Anyhow, the current steam package contained in the aur and in arch distros, the launcher was designed off of ubuntu 12.04 according to some of its installed libraries. It has segments that are meant for apt commands, which are not available on arch linux. That is relatively minor in context of the real issue.
I have seen several complaints about this but many users have run into an error saying that your system is missing a 32 libc.so.6. Any one who is paying close attention might realize that this is in fact, a typo pointing to a non existent module. It should be looking foi libc6.so in lib32, not libc.so.6 or i386, which was dropped from the linux kernel starting with 6.6. That factor may or may not be relevant.
What is relevant is the fact that the overall installer does not appear to have been updated in quite some time. If my deductions are correct, the only thing that needs to be modified is to make it target the right architecture x86-64 not amd64 and replace the parts that are for debian and not arch. Also, on a side note, there could be some driver problems since in some cases, arch stores their driver moduels in somewhat different locations than debian, which in some cases, can cause a package in .deb format to incorrectly read from a directory that does not exist on arch but does on debian. In fact, a lot of gpu bugs and video acceleration can be attributed to this discrepancy.
A further thing of note is the fact that steam has set things up where the .py fille that works to reference a script stored in /home/user/.local/steam to run the script that is supposed to find the proper kernel modules. Not sure if this is of any importance but considering that most modules are not owned by the home user, I wouldn’t be surprised if this introduces any sort of broken hardlinks.
So I would like to ask if there is any work planned to deal with these kinds of potential problems as i386 continues to lose support yet remains as a required dependency for the steam application.
Could you provide logs?
I can not reproduce this on my machine, neither with Steam Native nor runtime.
There’s a very small number of places mentioning libc.so.6
(and none for libc6.so
) in the CachyOS repositories.
You probably already know this, but files inside $HOME/{.steam,.local/share/Steam}
are created after running the Steam client.

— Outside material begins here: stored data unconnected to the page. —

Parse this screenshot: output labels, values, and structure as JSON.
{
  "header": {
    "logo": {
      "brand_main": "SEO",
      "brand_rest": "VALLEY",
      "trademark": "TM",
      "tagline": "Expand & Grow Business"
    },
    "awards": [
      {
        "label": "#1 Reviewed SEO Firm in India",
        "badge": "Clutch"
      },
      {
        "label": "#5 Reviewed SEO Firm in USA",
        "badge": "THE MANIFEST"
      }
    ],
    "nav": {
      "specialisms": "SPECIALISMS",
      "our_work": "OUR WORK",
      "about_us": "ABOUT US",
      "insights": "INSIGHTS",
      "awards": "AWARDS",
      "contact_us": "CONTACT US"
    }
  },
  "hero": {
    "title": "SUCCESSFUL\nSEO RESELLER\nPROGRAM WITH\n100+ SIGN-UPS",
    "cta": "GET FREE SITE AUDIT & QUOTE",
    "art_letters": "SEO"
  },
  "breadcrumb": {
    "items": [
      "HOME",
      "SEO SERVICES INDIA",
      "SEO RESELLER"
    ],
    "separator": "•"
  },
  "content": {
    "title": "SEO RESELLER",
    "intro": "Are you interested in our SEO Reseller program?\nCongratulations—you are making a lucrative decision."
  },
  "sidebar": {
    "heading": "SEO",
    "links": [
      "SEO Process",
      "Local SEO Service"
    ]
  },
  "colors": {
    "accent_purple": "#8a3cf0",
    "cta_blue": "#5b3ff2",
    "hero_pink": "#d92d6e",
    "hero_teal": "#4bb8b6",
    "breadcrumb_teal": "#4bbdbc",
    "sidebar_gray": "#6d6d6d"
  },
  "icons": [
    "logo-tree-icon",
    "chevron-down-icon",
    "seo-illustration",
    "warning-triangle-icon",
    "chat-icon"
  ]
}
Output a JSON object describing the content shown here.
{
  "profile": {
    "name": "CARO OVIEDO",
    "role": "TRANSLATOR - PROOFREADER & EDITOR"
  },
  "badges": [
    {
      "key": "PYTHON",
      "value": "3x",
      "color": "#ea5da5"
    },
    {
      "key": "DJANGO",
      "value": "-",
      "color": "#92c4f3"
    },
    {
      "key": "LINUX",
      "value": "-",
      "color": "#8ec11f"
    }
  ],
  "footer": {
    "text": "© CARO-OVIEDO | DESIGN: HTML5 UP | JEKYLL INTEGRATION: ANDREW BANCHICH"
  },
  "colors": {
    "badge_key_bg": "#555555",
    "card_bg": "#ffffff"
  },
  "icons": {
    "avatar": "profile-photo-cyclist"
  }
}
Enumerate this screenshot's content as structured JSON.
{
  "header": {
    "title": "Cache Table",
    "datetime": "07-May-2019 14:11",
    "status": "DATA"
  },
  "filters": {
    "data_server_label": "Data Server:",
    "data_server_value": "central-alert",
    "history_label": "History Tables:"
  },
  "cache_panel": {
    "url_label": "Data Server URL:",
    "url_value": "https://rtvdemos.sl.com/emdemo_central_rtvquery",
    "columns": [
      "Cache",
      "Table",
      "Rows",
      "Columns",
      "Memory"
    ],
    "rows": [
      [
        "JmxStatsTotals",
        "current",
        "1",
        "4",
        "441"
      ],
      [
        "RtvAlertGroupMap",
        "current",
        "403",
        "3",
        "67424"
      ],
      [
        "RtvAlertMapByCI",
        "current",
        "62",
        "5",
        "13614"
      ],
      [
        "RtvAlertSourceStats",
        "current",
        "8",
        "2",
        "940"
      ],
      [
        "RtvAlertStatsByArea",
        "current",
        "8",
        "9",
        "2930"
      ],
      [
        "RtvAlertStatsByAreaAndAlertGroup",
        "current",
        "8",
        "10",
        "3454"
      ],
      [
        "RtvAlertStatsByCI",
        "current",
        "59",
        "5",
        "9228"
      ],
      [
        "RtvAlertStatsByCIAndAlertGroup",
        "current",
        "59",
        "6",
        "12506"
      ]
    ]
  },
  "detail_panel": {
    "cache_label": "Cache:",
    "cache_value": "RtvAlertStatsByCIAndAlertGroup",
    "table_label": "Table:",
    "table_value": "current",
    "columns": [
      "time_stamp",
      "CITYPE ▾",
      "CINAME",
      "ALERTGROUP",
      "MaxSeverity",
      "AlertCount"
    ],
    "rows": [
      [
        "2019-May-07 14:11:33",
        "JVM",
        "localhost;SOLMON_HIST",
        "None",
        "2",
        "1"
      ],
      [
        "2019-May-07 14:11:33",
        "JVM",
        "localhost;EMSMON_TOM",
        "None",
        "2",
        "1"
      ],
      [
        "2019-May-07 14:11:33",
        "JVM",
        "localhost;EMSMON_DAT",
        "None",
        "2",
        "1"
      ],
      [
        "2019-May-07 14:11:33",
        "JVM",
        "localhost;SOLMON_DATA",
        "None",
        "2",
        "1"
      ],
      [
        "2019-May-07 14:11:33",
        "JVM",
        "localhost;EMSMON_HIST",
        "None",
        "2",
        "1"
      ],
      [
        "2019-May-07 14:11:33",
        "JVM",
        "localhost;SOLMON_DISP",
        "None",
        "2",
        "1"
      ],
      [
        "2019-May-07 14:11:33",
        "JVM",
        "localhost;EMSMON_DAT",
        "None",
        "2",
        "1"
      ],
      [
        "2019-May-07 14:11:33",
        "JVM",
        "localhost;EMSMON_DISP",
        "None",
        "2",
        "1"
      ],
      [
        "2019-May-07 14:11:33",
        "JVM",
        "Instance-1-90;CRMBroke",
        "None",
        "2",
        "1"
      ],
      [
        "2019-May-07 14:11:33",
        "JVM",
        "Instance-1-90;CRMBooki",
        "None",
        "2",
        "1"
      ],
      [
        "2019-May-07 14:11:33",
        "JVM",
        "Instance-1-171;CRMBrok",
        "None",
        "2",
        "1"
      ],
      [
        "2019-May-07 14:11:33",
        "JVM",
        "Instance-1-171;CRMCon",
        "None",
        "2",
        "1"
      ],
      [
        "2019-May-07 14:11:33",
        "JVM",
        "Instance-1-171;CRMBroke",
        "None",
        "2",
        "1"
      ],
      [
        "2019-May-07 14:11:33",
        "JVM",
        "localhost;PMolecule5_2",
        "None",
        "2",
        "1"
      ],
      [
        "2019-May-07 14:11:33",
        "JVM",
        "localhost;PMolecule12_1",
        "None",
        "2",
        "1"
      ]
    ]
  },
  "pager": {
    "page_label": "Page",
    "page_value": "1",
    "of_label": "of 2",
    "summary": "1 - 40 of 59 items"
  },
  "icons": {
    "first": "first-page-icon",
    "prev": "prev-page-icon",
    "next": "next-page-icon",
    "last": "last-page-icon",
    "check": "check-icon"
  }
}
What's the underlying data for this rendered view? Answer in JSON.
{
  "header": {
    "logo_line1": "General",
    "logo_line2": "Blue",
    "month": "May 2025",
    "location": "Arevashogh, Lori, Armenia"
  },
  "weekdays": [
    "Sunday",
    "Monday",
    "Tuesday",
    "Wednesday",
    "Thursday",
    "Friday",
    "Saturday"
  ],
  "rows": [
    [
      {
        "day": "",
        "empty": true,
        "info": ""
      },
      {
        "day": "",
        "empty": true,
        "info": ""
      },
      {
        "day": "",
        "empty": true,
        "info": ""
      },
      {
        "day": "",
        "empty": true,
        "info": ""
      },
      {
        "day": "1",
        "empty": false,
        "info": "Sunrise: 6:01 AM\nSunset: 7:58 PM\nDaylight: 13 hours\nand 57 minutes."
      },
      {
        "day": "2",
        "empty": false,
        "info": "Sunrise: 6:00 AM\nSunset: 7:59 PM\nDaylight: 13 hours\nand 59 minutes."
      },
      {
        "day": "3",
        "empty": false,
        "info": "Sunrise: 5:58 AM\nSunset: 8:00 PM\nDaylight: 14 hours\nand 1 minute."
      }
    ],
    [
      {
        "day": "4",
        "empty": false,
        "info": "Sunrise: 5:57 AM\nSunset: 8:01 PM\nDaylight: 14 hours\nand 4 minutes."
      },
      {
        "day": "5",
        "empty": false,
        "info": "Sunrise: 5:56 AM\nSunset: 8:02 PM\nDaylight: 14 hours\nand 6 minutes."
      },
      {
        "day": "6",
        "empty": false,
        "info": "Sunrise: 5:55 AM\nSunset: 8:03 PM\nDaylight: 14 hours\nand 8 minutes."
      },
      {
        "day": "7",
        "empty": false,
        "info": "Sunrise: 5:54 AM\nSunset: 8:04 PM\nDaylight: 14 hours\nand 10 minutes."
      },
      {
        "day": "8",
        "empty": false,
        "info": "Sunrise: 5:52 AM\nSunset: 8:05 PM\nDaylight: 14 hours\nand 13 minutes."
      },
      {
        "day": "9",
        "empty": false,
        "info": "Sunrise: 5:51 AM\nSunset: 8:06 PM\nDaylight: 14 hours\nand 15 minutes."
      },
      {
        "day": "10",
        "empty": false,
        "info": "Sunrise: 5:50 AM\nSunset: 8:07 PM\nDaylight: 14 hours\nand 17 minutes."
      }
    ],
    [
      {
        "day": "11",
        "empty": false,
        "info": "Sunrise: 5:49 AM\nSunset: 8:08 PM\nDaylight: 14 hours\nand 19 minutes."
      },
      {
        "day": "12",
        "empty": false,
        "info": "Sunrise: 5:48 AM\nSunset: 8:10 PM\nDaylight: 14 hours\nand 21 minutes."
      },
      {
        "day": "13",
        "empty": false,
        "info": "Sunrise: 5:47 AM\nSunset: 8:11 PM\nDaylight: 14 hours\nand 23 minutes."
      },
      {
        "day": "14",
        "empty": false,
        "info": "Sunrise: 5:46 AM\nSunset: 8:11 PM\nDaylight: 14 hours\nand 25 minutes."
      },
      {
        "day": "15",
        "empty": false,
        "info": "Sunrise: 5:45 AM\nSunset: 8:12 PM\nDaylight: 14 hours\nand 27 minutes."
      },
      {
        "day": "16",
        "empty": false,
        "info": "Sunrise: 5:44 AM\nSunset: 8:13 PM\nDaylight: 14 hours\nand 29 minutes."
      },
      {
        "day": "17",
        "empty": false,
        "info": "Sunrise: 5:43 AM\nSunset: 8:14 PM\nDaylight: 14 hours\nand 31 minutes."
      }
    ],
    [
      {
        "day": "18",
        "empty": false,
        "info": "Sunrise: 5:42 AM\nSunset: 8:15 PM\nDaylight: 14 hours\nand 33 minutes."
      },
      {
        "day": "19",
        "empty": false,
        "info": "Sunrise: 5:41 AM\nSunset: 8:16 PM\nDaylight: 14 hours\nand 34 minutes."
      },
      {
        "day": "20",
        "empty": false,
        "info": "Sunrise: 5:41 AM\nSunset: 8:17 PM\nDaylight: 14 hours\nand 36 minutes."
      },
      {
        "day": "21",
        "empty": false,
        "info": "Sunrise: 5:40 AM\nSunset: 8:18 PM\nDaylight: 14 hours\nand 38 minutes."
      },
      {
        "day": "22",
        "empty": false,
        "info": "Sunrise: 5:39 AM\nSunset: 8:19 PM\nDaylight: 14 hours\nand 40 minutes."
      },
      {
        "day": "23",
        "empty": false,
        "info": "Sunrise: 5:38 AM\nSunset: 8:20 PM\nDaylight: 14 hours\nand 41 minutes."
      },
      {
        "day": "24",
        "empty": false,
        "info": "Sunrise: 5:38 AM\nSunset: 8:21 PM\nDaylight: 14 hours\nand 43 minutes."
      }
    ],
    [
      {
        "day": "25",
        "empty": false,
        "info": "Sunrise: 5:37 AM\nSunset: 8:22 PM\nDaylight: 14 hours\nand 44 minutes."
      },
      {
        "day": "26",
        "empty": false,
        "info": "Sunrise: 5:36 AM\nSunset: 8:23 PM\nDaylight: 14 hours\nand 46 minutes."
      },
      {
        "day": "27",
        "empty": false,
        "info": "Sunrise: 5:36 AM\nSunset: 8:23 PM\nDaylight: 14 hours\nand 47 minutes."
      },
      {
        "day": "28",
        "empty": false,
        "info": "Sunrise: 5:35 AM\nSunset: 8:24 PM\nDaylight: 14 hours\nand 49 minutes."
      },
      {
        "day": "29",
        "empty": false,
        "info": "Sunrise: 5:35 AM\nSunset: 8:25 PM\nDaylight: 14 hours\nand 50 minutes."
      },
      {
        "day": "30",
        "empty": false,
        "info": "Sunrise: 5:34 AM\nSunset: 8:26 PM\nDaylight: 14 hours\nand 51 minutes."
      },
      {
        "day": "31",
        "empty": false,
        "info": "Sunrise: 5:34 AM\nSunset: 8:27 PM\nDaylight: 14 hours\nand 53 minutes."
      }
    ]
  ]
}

Maybe backup those directories, then re-run Steam. I’d start with Runtime first making sure that works before using Native.
Also check some items mentioned here: Steam Troubleshooting: Finding missing runtime libraries
I recommend filing a bug with the “Steam for Linux” project. With a preliminary search, I did not see anything currently open for Arch and “libc6.so” or “libc.so.6”.
Personally I was using Native first starting out with ArchLinux. Then switched to Runtime early this year after Valve changed symlink behavior in the runtimes and further containerizing the “browser” in the client.
You expect me to just wait until they supposedly get around to possibly fixing this? When they have over 2900 open cases under the issues tab? That is not very assuring, and I would rather be able to find out where this misbehavior is stemming from via the text files that steam runtime has installed. This kind of problem can usually be fixed pretty easily if you find which file is looking for the said module.
If I create an aliased module for libc.so.6 that is symbolically linked to libc6.so or libc6.so.6 in lib32, it should get it to stop complaining about the missing library. But there is one thing that has me apprehensive towards doing this. See, if I make a symlink to lib32 libc6.so.6, that might cause it to ignore libc6.so.6 in lib64 or the base /usr/lib.
The alternatives would be for me to find the line running the check and have it look for the correct module than the one that does not exist, or symlink the steam text file to the correct module. All of these solutions involve me having to modify things to target the right module at some point during the interaction of the involved files.